Die Gesellschaften im Segment Übrige konnten den Umsatz mit externen Kunden im ersten Halbjahr 2007 insgesamt um 17,4% auf CHF 473 Mio. steigern. Im zweiten Quartal lag der Umsatz sogar 20,3% über dem Vorjahreswert. Der Umsatzanstieg ist im Wesentlichen auf das Wachstum im Bereich Informatik-Outsourcing bei Swisscom IT Services sowie Hospitality Services zurückzuführen.

Fastweb mit starkem Umsatz- und EBITDA-Wachstum im ersten Halbjahr
Fastweb wird seit dem Vollzug der Akquisition am 22. Mai 2007 in den Konzernabschluss von Swisscom einbezogen. Das Unternehmen steigerte im ersten Halbjahr 2007 den Umsatz im Vergleich zur Vorjahresperiode um 23,5% auf EUR 714 Mio. Der EBITDA nahm um 75% auf EUR 224 Mio. zu, darin enthalten sind Sondereffekte in Höhe von EUR 43,5 Mio. Ohne diese Sondereffekte resultierte ein EBITDA-Wachstum von 41%. Auf den Zeitraum nach der Übernahme entfallen ein Umsatz von EUR 170 Mio. (CHF 281 Mio.), ein EBITDA von EUR 48 Mio. (CHF 79 Mio.) und Investitionen von EUR 51 Mio. (CHF 85 Mio.). Fastweb erhöhte den Personalbestand im Swisscom-Konzern um 3'167 Vollzeitstellen.

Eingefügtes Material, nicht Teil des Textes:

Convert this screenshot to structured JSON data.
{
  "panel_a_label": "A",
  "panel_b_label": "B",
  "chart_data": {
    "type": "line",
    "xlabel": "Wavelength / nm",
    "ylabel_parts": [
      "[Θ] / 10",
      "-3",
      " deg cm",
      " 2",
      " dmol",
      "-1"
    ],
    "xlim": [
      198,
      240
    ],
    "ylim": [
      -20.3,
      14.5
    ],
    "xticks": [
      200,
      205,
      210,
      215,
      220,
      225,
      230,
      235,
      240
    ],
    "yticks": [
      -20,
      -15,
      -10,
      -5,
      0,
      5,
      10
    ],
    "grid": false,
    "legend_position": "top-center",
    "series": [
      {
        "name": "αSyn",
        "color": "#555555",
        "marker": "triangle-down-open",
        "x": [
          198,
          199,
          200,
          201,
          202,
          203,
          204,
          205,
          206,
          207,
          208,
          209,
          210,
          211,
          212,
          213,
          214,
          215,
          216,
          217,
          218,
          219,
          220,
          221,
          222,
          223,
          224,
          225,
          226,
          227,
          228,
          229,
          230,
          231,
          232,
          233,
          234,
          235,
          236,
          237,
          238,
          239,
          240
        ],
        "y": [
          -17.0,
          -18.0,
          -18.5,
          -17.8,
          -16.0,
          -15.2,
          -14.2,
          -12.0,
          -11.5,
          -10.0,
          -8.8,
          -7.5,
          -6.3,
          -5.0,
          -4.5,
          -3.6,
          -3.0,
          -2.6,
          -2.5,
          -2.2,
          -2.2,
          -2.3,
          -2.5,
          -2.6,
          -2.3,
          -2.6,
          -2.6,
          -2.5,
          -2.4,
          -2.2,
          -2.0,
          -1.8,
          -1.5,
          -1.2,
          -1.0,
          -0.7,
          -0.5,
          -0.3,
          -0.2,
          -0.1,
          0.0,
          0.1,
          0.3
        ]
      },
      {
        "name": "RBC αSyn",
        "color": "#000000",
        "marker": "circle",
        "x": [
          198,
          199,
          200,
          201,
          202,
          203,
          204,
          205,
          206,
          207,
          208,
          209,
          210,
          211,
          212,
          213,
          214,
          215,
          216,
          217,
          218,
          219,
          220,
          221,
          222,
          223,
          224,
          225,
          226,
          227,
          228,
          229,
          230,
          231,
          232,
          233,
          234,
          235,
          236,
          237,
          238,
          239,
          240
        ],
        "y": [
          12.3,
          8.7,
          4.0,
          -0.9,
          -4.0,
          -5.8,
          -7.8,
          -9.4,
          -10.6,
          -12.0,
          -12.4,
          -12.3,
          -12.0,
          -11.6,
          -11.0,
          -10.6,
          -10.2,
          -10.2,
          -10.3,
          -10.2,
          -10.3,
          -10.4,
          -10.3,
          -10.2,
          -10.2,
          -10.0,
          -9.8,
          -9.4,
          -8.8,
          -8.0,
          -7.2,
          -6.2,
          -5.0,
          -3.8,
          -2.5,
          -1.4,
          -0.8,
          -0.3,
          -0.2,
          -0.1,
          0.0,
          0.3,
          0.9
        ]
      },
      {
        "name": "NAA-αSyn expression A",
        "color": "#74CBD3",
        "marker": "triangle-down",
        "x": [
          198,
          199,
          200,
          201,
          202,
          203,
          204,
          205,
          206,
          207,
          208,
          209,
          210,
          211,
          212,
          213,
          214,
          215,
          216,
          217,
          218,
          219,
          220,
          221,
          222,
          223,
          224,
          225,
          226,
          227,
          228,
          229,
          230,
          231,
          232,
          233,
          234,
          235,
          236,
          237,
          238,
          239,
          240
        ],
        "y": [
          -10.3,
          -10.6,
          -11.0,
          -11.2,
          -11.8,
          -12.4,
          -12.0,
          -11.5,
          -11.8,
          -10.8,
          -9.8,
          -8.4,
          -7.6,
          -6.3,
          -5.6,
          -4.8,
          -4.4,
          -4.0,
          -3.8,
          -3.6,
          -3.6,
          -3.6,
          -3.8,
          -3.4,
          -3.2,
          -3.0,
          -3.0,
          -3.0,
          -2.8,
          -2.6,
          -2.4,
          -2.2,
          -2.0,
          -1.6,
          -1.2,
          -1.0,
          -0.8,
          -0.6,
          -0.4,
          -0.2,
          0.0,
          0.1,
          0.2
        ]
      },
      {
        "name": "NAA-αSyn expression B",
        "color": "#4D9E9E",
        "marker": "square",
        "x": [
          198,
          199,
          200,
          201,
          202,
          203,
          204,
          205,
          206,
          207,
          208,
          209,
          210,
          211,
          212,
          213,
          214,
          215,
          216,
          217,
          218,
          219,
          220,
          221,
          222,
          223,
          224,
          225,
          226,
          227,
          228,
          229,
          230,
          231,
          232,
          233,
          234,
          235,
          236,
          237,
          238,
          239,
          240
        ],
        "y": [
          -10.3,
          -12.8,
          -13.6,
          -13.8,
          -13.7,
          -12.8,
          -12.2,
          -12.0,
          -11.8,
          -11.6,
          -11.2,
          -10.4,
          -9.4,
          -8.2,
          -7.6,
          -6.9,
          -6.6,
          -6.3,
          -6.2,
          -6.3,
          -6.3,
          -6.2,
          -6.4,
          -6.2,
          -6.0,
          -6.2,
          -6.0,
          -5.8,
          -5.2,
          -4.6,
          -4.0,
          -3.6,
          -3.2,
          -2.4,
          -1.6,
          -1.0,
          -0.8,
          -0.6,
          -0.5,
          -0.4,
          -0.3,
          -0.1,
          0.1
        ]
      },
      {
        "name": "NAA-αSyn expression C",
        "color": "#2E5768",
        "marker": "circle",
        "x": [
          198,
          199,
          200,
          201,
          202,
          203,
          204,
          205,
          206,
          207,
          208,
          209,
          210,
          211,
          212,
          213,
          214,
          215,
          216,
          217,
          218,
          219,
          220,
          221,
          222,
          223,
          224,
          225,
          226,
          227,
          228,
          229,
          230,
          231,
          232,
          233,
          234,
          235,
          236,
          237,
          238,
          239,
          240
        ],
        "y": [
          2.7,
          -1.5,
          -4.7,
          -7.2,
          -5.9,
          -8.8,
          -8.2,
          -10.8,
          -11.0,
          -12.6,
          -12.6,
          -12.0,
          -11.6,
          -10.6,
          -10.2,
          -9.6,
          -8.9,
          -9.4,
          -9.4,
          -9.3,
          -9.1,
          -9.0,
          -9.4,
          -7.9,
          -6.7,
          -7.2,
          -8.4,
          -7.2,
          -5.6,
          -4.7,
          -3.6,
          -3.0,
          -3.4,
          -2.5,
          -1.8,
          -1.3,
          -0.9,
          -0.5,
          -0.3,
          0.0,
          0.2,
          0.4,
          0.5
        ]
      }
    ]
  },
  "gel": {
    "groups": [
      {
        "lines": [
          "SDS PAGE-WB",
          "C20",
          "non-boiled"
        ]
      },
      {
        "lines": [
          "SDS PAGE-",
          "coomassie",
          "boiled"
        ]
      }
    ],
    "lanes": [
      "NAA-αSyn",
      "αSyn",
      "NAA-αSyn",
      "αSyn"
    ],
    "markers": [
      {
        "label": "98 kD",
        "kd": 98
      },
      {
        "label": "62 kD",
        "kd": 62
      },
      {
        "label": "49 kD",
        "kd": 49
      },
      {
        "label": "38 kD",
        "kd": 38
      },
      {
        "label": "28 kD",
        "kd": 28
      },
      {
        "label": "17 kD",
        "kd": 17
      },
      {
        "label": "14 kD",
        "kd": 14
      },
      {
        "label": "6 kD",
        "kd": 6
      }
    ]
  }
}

Firmenübernahmen und -verkäufe beeinflussen den Ausblick für 2007
Im konsolidierten Jahresabschluss 2007 von Swisscom wird Fastweb per 22. Mai 2007 einbezogen. Hingegen fallen die verkauften Gesellschaften Antenna Hungaria und Accarda im zweiten Halbjahr weg. Swisscom erwartet bei Berücksichtigung dieser Änderungen für das ganze Geschäftsjahr 2007 einen Umsatz von CHF 11,2 Mrd. bis 11,3 Mrd. und ein Betriebsergebnis vor Zinsen, Steuern und Abschreibungen (EBITDA) von CHF 4,4 Mrd. bis 4,5 Mrd. Darin enthalten ist Fastweb mit einem Umsatz von rund CHF 1,8 Mrd. und einem EBITDA von rund CHF 0,6 Mrd. ab Übernahme. Die Investitionen werden bei CHF 1,9 Mrd. bis 2,0 Mrd. liegen.